Cu supported on mesoporous ceria: water gas shift activity at low Cu loadings through metal–support interactions

Abstract

We have synthesized and tested a highly active Cu doped mesoporous CeO₂ catalyst system for the low temperature water-gas shift (WGS) reaction. While typical oxide-supported copper WGS catalysts are characterized by high copper loadings (30–40%), the morphological properties of the mesoporous CeO₂ material enable high catalytic activity at copper loadings as low as 1%. Operando X-ray diffraction, in situ X-ray absorption near-edge structure spectroscopy (XANES), and operando diffuse reflectance infrared Fourier transform spectroscopy (DRIFTS) methods were used to probe the interactions between the metal and mesoporous oxide components under reaction conditions.

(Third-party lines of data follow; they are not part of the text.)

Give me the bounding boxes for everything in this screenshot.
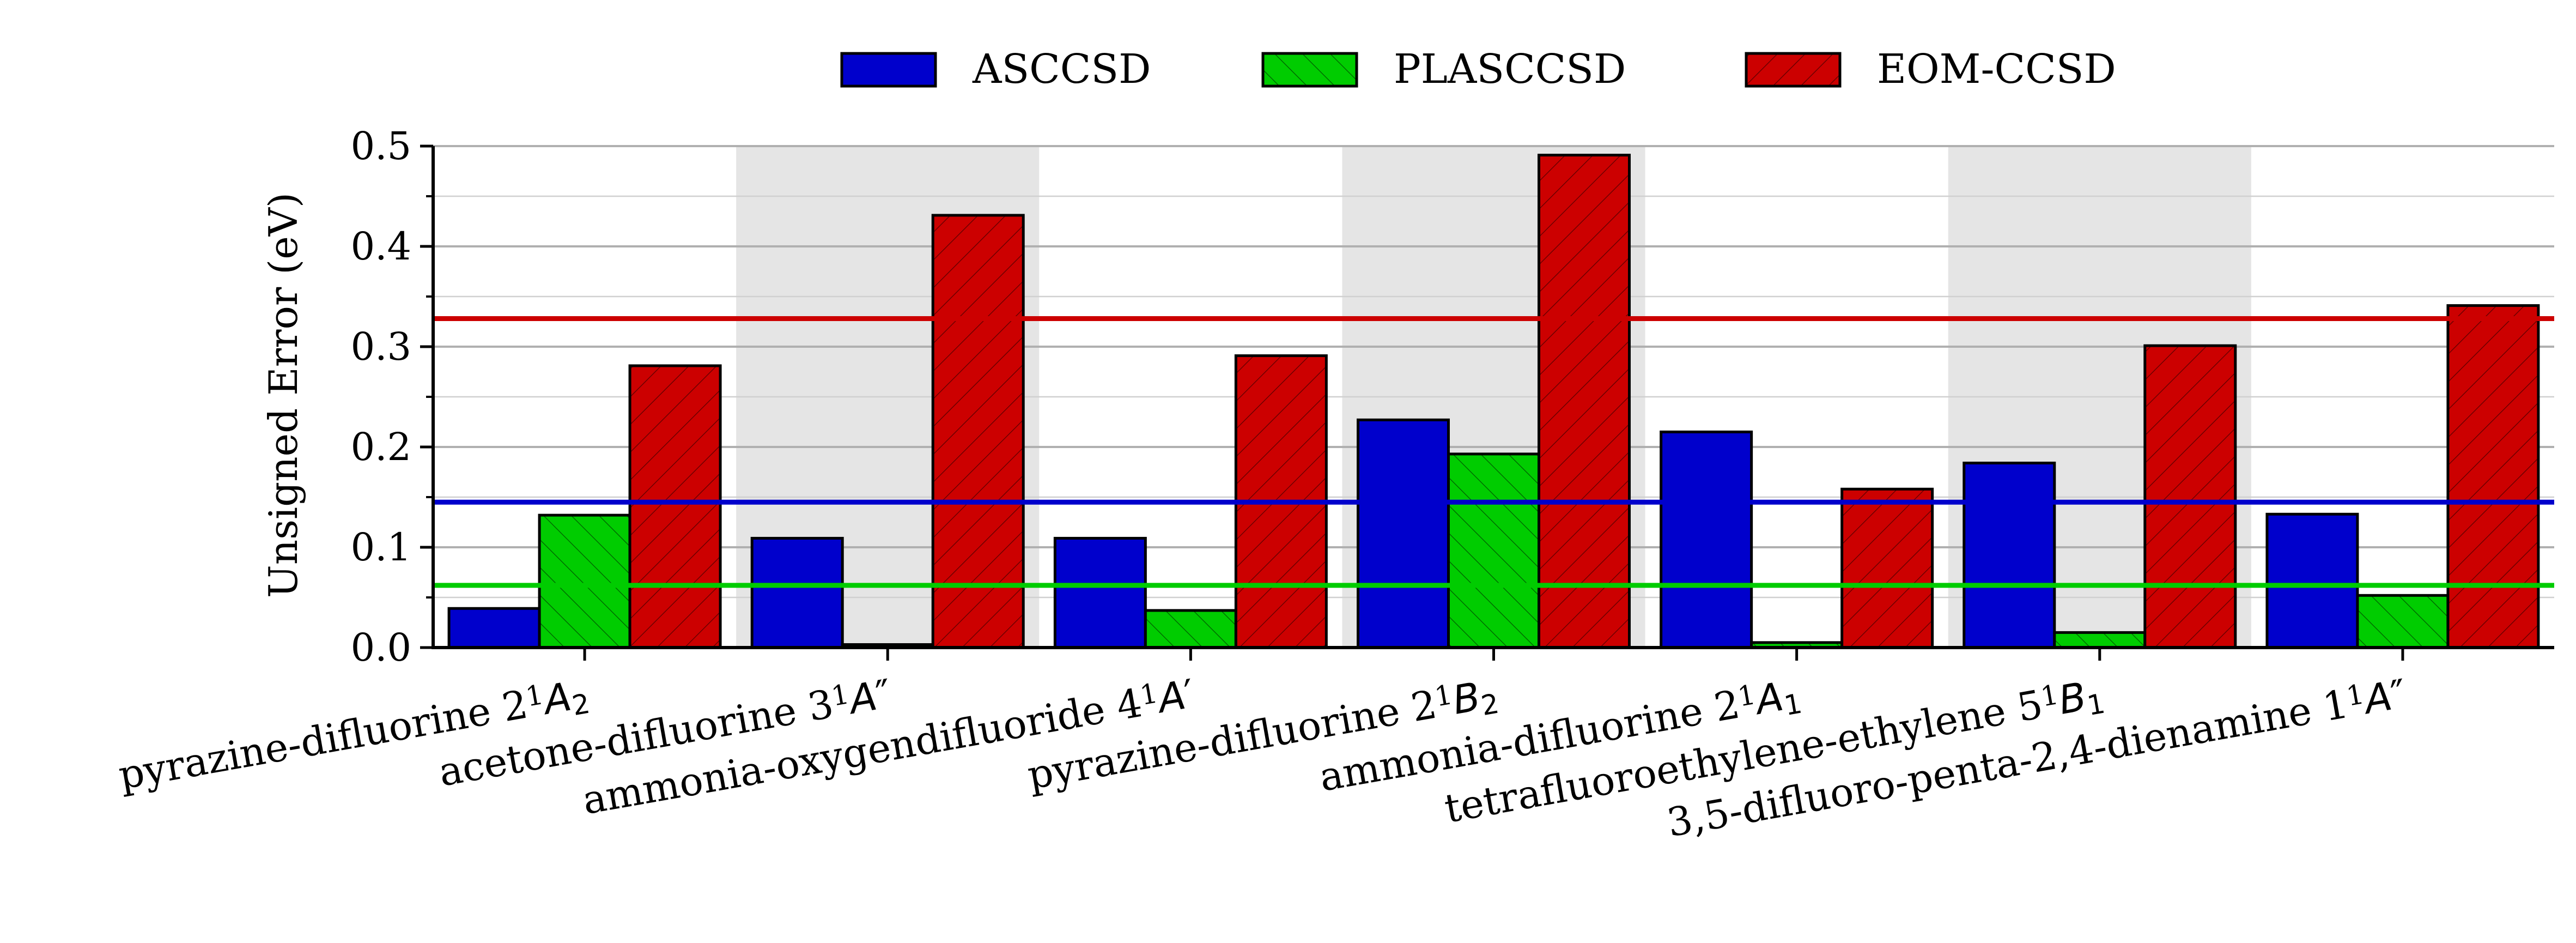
mean-line-layer	[433, 316, 2554, 588]
legend-swatch-asccsd	[840, 52, 937, 88]
bar-hatch	[630, 365, 721, 648]
bar-hatch	[1448, 454, 1539, 648]
legend-swatch-hatch	[1263, 53, 1357, 86]
bar-asccsd	[1357, 418, 1450, 649]
y-tick-label: 0.5	[351, 124, 411, 168]
bar-asccsd	[750, 536, 844, 649]
bar-hatch	[2357, 595, 2448, 648]
bar-asccsd	[2265, 512, 2359, 649]
legend-label: EOM-CCSD	[1877, 46, 2116, 93]
bar-asccsd	[1963, 461, 2056, 649]
bar-hatch	[1842, 489, 1933, 648]
y-axis-title: Unsigned Error (eV)	[260, 192, 306, 598]
y-tick-label: 0.3	[351, 324, 411, 369]
y-tick-label: 0.2	[351, 425, 411, 469]
legend-swatch-hatch	[1746, 53, 1840, 86]
y-tick-label: 0.1	[351, 525, 411, 570]
bar-hatch	[2054, 632, 2145, 648]
bar-hatch	[1539, 155, 1630, 648]
bar-hatch	[1751, 642, 1842, 648]
y-tick-label: 0.4	[351, 224, 411, 269]
bar-asccsd	[447, 607, 541, 649]
bar-asccsd	[1053, 536, 1147, 649]
y-tick-label: 0.0	[351, 625, 411, 670]
legend-label: PLASCCSD	[1394, 46, 1626, 93]
bar-hatch	[2144, 346, 2235, 648]
bar-layer	[447, 154, 2540, 649]
legend-label: ASCCSD	[972, 46, 1151, 93]
bar-hatch	[933, 215, 1024, 648]
bar-hatch	[2447, 305, 2538, 648]
bar-asccsd	[1660, 430, 1753, 649]
legend: ASCCSD PLASCCSD EOM-CCSD	[840, 46, 2116, 93]
bar-hatch	[1145, 610, 1236, 648]
bar-hatch	[539, 515, 630, 648]
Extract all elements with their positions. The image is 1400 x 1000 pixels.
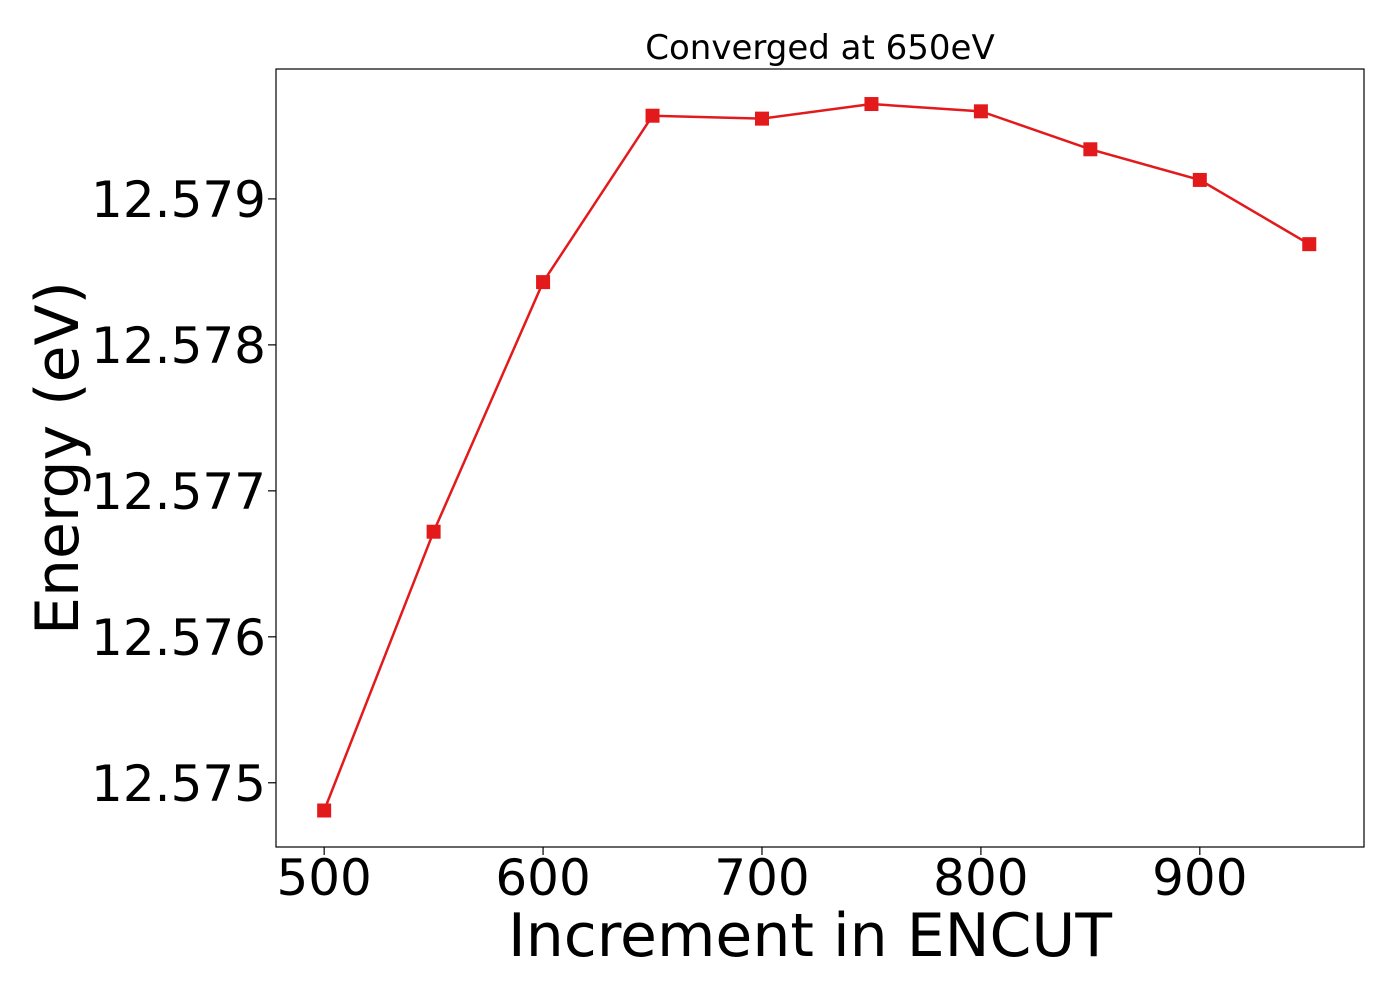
data-point — [864, 97, 879, 112]
data-point — [1302, 237, 1317, 252]
x-tick-label: 900 — [1152, 849, 1247, 907]
series-line — [322, 102, 1310, 811]
y-tick-label: 12.576 — [91, 609, 266, 667]
x-tick-label: 800 — [933, 849, 1028, 907]
y-tick-label: 12.579 — [91, 171, 266, 229]
chart-title: Converged at 650eV — [645, 28, 994, 68]
data-point — [1192, 172, 1207, 187]
y-tick-label: 12.578 — [91, 317, 266, 375]
x-axis: 500 600 700 800 900 — [276, 847, 1248, 907]
y-tick-label: 12.577 — [91, 463, 266, 521]
x-axis-label: Increment in ENCUT — [508, 901, 1112, 971]
y-axis-label: Energy (eV) — [23, 281, 93, 635]
data-point — [426, 524, 441, 539]
data-point — [754, 111, 769, 126]
x-tick-label: 500 — [276, 849, 371, 907]
data-point — [645, 108, 660, 123]
x-tick-label: 600 — [495, 849, 590, 907]
data-point — [1083, 142, 1098, 157]
y-tick-label: 12.575 — [91, 755, 266, 813]
data-point — [536, 275, 551, 290]
y-axis: 12.575 12.576 12.577 12.578 12.579 — [91, 171, 276, 813]
data-point — [973, 104, 988, 119]
series-layer — [317, 97, 1317, 818]
data-point — [317, 803, 332, 818]
x-tick-label: 700 — [714, 849, 809, 907]
plot-area-frame — [275, 68, 1365, 848]
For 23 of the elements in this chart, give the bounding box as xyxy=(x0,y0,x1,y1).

Copper was observed to undergo reduction from oxide to metal under WGS conditions at 150 °C, while the CeO₂ lattice was observed to expand upon heating, indicating Ce³⁺ formation correlated with CO₂ production. The active state of the catalysts was confirmed by in situ XANES to contain Cu⁰ and partially reduced CeO₂. DRIFTS analysis revealed carboxyl species bound to copper during reduction, as well as formate and carbonate surface species on ceria. Lower concentrations of copper were observed to foster enhanced metal–support interactions.